Perth house prices are down 20 per cent since 2014. Picture: Tourism Western Australia/Fleur BaingerSource:
Growth regions 2009-2019. Source: HometrackSource:
Growth regions 2014-2019. Source: HometrackSource:Supplied
The national index is now down 8.3 per cent since peaking in 2017. “We’re certainly not seeing the national market perform as one,” he said. “We have been seeing a steady slowdown in the rate of decline nationally.”
Prices have been supported by the Coalition’s shock election victory, two interest rate cuts and a change by the prudential regulator to its serviceability floors, but Mr Kusher said weighing against that was the start of Comprehensive Credit Reporting last month.
Under CCR, banks will now have a fuller picture of a customer’s financial situation, including loans with other banks that they may have previously not declared.
“Even though getting a loan is a little bit easier than the last couple of years, it’s still more difficult than it has been historically,” said Mr Kusher. “The questions being asked of borrowers are still more stringent.”
Mr Kusher said that meant it was “going to be a pretty slow recovery”. “We don’t think it’s going to be a V-shaped recovery,” he said.
In a note on Thursday, Dr Oliver said while prices “may have bottomed it’s doubtful that annual price gains are on their way to 10 per cent or so as implied by the past relationship between (auction) clearances and prices and the current level of clearances”.
“The situation today is very different to 2011 when the RBA first started to cut rates in this interest rate cutting cycle which in turn helped unleash booming conditions in the NSW and Victorian economies and rapid debt growth made easy by somewhat lax bank lending standards against a backdrop of undersupplied property markets all of which fuelled rapid growth in Sydney and Melbourne property prices,” he said.
“By contrast today, household debt-to-income ratios are much higher, bank lending standards are much tighter such that a return to rapid growth in interest-only and investor loans is most unlikely, the supply of units has surged pushing Sydney’s rental vacancy rate well above normal levels and unemployment is likely to drift up as overall economic growth remains weak. So we don’t see a return to boom time conditions and expect constrained low single digit price gains through 2020.”

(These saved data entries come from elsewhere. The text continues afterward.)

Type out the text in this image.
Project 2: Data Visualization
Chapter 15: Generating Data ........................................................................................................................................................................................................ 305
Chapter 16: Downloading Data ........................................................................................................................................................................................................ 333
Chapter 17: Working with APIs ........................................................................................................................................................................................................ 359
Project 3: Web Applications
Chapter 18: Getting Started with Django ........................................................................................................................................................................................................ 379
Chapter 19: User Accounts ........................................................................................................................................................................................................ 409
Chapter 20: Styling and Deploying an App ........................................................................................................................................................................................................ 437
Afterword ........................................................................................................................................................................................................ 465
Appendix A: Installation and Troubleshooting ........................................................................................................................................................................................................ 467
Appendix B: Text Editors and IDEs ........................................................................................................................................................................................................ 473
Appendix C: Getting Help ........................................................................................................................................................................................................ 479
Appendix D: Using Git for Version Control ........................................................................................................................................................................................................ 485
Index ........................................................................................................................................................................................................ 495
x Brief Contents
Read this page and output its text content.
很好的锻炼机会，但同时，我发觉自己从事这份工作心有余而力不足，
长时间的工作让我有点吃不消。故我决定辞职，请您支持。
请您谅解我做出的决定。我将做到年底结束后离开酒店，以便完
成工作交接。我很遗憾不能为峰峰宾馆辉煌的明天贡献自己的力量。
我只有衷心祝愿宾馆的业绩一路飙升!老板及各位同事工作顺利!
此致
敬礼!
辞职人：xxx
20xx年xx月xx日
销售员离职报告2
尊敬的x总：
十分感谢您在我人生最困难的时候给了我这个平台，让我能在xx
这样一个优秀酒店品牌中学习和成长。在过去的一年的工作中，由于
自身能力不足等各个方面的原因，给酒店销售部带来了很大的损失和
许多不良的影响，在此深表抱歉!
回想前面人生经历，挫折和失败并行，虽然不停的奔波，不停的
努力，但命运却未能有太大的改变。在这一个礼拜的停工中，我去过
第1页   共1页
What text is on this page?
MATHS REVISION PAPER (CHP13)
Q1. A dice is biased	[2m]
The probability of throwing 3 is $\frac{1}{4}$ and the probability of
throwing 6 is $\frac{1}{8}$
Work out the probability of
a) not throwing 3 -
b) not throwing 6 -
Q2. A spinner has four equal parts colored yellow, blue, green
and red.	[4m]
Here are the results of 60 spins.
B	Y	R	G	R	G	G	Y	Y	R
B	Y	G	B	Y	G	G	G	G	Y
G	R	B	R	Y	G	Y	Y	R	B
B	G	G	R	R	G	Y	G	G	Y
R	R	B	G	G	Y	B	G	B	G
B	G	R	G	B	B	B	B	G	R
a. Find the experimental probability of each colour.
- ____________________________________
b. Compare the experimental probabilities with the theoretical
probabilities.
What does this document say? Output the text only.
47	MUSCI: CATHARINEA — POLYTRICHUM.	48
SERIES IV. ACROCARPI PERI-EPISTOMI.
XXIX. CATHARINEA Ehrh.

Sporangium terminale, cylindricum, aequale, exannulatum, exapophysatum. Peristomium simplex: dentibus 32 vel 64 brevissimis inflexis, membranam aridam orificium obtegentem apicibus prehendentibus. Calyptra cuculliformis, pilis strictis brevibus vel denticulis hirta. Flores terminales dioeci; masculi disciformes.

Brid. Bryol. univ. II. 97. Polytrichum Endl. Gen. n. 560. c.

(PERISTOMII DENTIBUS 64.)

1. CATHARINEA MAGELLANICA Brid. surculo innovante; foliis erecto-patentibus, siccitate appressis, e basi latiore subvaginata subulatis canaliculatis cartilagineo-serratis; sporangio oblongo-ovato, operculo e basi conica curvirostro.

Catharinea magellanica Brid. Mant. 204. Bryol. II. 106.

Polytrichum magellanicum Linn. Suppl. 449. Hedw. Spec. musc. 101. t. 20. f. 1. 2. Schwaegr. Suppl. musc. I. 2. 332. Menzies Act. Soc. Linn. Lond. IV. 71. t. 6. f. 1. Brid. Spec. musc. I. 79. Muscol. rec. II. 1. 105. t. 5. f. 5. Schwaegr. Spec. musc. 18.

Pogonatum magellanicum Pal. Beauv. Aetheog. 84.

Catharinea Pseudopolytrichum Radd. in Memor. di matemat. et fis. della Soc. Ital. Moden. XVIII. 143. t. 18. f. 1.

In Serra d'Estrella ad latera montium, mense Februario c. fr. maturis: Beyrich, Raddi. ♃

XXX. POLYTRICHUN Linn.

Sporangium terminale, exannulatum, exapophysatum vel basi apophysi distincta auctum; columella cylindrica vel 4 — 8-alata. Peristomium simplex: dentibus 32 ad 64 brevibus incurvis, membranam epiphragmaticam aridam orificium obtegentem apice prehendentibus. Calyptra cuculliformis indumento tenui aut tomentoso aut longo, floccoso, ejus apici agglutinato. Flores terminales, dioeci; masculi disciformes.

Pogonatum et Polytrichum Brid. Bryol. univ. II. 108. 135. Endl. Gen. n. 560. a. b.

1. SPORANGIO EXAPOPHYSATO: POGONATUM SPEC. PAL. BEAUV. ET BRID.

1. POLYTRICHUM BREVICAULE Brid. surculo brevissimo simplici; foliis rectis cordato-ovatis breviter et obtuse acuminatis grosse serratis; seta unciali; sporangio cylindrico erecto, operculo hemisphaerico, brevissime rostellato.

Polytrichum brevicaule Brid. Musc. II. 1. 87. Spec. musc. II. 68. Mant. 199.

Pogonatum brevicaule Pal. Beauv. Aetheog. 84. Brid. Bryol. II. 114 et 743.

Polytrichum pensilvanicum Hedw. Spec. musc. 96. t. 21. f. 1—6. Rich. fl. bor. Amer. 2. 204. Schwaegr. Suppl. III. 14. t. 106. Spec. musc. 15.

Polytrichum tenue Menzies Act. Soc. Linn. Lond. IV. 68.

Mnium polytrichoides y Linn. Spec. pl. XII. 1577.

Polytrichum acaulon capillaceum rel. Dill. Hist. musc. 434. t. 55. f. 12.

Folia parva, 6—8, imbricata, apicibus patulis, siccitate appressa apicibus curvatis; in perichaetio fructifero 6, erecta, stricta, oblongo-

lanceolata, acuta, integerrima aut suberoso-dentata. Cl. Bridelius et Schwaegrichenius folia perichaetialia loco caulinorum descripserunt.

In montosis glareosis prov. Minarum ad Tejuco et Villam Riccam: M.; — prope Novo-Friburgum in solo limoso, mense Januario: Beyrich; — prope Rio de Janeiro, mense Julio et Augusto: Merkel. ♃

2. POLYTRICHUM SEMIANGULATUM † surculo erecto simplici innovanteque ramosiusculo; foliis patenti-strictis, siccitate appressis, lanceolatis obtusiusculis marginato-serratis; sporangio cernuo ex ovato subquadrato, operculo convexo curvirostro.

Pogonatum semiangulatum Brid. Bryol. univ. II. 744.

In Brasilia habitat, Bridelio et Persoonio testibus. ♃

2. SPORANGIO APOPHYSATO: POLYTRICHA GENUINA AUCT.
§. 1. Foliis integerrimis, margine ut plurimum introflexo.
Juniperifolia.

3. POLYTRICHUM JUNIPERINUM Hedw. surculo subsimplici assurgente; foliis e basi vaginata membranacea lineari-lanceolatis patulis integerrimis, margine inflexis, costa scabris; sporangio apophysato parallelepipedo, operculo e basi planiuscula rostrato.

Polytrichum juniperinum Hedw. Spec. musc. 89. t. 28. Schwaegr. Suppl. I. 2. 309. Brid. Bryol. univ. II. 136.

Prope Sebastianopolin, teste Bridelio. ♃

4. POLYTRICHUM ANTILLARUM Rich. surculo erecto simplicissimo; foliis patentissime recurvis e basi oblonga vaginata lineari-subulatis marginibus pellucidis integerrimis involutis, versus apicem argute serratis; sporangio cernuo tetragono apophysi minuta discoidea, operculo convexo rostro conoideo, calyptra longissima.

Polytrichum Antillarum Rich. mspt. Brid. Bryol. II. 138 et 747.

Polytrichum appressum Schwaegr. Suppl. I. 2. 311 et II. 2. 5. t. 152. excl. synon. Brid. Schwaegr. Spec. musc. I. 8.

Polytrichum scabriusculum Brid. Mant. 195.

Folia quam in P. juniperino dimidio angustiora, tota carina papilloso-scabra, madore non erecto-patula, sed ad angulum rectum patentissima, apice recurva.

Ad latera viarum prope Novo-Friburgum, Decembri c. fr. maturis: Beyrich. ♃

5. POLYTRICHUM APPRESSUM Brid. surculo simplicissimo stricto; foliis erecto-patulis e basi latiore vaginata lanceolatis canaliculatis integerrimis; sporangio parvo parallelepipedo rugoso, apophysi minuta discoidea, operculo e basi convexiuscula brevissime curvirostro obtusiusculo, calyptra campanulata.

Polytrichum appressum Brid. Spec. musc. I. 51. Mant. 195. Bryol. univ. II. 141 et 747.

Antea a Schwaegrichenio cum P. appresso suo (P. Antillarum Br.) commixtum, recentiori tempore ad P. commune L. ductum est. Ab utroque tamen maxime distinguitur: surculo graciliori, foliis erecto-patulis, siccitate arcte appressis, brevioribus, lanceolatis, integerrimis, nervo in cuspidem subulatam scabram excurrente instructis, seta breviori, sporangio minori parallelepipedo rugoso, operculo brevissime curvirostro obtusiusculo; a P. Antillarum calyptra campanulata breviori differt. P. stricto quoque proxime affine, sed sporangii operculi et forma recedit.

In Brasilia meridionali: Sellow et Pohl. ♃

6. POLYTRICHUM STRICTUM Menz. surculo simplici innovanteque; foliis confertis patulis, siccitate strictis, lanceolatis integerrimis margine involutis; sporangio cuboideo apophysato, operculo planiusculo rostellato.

Meanwhile, Realestate.com.au chief economist Nerida Conisbee described the downturn as a “blip on the radar” over the long term and said buyers looking for growth should “go west”.
“What is particularly interesting is that for houses, the Parramatta region of Sydney has seen the largest price increases over the past decade. Over the past five years it has been Melbourne’s west,” Ms Conisbee said in a note.
“There are two things have pushed up prices in these areas. The first is rapid population growth and the second is not enough building. Sydney’s growth was particularly strong in the five years from June 2009, while Melbourne was less dominant.”
Ms Conisbee said that could be largely explained by low levels of construction in Sydney compared with Melbourne after the GFC. “Sydney’s economy took off but there were not enough homes. Melbourne at this time was better supplied,” she said.
“While historical trends are interesting, the next decade is of greater importance. My tip for top position is again Sydney. Like what happened post-GFC, development in Sydney is currently shutting down, plagued by over supply in pockets, as well as quality issues. Confidence is eroding in the development sector.”
She added, “Sydney won’t see enough development over the next five years and once the economy starts booming again, it will be caught out without enough housing and up will go prices.”